The SKYLINE Phase 3 trial for DS and the SKYWAY Phase 3 trial for LGS are currently in progress, with data anticipated in 2024.
The main aim of SKYLINE Phase 3 trial for DS is to learn if soticlestat, when given as an add-on therapy, reduces the number of convulsive seizures in children and young adults with DS.
The main aim of the SKYWAY Phase 3 trial for LGS is to learn if soticlestat, when given as an add-on therapy, reduces the number of major motor drop seizures in children, teenagers, and adults with LGS and to assess the safety profile of soticlestat when given in combination with other therapies.
What made you want to focus on rare disease drug development in LGS and Dravet syndrome?
Dravet syndrome and LGS are rare and progressive developmental epileptic disorders that present early in a child’s life with severe, frequent and unpredictable seizures that can lead to delays in motor, cognitive, and behavioral development, as well as lifelong dependence on caregivers.
These disorders are often treatment-resistant, requiring the simultaneous use of several medications to address symptoms, an approach known as polypharmacy.
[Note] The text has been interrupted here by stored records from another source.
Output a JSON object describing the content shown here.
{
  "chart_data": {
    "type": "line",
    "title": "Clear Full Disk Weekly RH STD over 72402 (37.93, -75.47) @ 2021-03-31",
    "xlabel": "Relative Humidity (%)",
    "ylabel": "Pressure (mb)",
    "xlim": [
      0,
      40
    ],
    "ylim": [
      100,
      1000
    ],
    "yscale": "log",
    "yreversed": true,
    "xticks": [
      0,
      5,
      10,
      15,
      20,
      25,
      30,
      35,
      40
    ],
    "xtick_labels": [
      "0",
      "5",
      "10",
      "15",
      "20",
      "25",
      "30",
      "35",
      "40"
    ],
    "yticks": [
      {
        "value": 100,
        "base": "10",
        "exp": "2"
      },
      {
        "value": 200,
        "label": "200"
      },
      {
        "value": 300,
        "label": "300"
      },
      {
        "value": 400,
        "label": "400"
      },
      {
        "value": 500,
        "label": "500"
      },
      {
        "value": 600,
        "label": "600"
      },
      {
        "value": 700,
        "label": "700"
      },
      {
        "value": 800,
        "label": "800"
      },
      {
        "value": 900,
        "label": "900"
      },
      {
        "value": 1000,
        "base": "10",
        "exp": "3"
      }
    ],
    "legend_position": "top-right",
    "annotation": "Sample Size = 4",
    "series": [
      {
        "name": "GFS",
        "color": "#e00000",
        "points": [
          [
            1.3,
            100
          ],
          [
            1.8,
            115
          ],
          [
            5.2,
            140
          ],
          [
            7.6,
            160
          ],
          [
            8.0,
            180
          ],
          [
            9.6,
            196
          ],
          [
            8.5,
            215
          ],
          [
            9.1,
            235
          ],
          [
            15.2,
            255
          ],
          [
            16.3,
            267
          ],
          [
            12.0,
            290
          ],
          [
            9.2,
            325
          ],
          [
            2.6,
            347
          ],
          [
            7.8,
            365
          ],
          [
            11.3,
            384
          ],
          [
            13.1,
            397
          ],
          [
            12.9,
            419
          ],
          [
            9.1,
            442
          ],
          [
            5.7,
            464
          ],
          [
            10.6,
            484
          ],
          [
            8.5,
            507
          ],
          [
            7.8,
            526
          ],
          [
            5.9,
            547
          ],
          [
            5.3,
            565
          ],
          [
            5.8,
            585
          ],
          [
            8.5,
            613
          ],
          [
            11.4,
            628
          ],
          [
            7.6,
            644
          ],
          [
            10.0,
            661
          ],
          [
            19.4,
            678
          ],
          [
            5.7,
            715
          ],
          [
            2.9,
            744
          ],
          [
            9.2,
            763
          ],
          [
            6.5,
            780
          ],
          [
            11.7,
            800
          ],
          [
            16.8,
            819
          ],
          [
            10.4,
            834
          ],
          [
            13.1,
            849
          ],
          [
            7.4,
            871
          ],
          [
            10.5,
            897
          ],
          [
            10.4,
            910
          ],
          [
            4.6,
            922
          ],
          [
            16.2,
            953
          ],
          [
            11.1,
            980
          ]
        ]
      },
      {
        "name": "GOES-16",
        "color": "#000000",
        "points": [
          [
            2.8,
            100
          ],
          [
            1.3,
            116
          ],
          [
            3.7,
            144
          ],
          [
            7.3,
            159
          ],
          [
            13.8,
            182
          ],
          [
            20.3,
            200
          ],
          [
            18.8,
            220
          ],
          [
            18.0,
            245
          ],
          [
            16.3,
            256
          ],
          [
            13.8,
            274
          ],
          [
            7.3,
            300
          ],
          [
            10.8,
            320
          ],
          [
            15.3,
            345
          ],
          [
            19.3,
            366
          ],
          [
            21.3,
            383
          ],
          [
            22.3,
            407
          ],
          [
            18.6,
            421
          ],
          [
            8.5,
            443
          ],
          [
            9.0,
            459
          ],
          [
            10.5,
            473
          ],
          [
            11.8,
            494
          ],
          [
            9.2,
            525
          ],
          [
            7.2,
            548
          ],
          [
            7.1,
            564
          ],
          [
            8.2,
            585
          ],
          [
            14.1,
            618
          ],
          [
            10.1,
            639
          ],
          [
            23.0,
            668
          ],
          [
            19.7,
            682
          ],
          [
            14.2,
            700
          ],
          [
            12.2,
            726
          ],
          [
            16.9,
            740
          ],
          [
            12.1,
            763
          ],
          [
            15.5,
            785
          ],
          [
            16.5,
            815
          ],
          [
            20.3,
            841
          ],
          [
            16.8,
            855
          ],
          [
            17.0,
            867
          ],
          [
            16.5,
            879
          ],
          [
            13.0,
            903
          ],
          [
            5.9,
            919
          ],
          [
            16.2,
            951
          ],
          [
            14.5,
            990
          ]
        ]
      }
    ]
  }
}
Even then, most people do not achieve control of their seizures or other debilitating symptoms like impaired brain functioning and delayed language development. When uncontrolled, these can often get worse over time and result in tremendous long-term challenges for patients and their caregivers.
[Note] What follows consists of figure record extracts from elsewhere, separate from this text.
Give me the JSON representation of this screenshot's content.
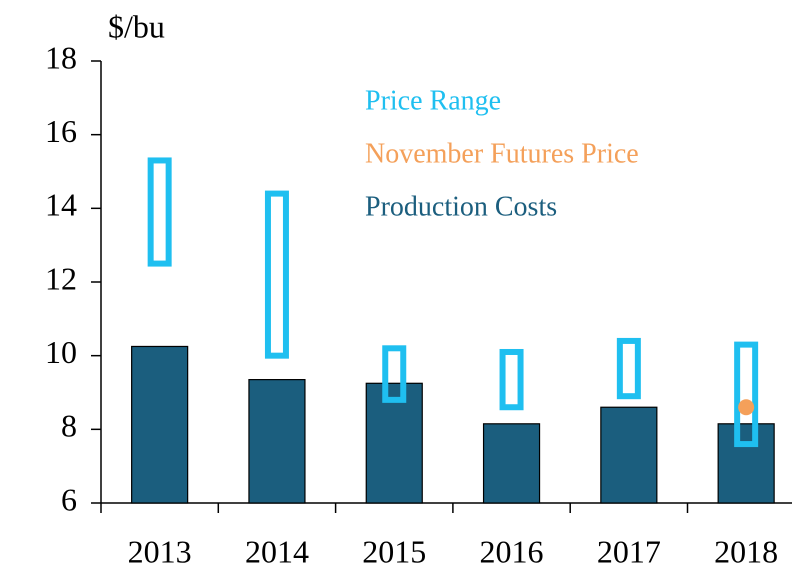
{
  "chart_data": {
    "type": "bar",
    "y_label": "$/bu",
    "categories": [
      "2013",
      "2014",
      "2015",
      "2016",
      "2017",
      "2018"
    ],
    "series": [
      {
        "name": "Price Range",
        "type": "range",
        "color": "#1fbff0",
        "low": [
          12.5,
          10.0,
          8.8,
          8.6,
          8.9,
          7.6
        ],
        "high": [
          15.3,
          14.4,
          10.2,
          10.1,
          10.4,
          10.3
        ]
      },
      {
        "name": "November Futures Price",
        "type": "dot",
        "color": "#f4a05a",
        "values": [
          null,
          null,
          null,
          null,
          null,
          8.6
        ]
      },
      {
        "name": "Production Costs",
        "type": "bar",
        "color": "#1b5e7e",
        "values": [
          10.25,
          9.35,
          9.25,
          8.15,
          8.6,
          8.15
        ]
      }
    ],
    "ylim": [
      6,
      18
    ],
    "yticks": [
      6,
      8,
      10,
      12,
      14,
      16,
      18
    ],
    "grid": false
  }
}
What are the challenges and rewards of rare disease drug development?
The rare disease community is negatively and disproportionately affected by a lack of disease awareness. People living with a rare disease and their support networks can experience challenges in accessing the expert support and care they need. We are determined to seek out and break down barriers faced by the rare disease community. With our continued focus on those with the greatest unmet needs facing health inequity, we are committed to identifying and bridging gaps in care, so that one day everyone may hopefully achieve optimal health, starting with access to a timely and accurate diagnosis.
How do you feel Takeda excels in aiding patients?
At Takeda, our mission is to develop innovative and potentially disease-modifying medicines for people impacted by neurological diseases, including rare neurological diseases with unmet needs. We are committed to improving patient care through support of scientific advances in medicine and increasing understanding of important neurological diseases such as neuromuscular and neurodegenerative diseases, narcolepsy and idiopathic hypersomnolence, and rare epilepsies such as Dravet syndrome and LGS.
Takeda’s dedication extends beyond our labs. We are committed to raising awareness for these conditions, educating patients and physicians, broadening access to therapies, and building strategic partnerships with industry, patients, patient organizations, caregivers and other key stakeholders. These collaborations make sure we are developing medicines and that our work is in partnership with patients, not simply for patients.
We are sincerely thankful to the hundreds of patients and caregivers for their participation in clinical trials, which is an additional burden to them. We can’t move science in rare diseases forward without their commitment and participation.
Are there any other exciting pipeline updates that you’d like to share?
As a company with a longstanding history and expertise in rare diseases, we have a range of potentially transformative medicine in development. For example, we are very excited that we have recently filed our recombinant ADAMTS-13 as a potential treatment of congenital thrombotic thrombocytopenic purpura (cTTP) with the FDA. The drug is called TAK-755 and is also being studied for immune mediated TTP.
I would like to add two other remarkable developments: fazirsiran as a potential first treatment for alpha-1 antitrypsin deficiency associated liver disease and TAK-861 as a totally new approach for the treatment of narcolepsy, replacing the effect of the missing orexin in narcolepsy type 1 patients.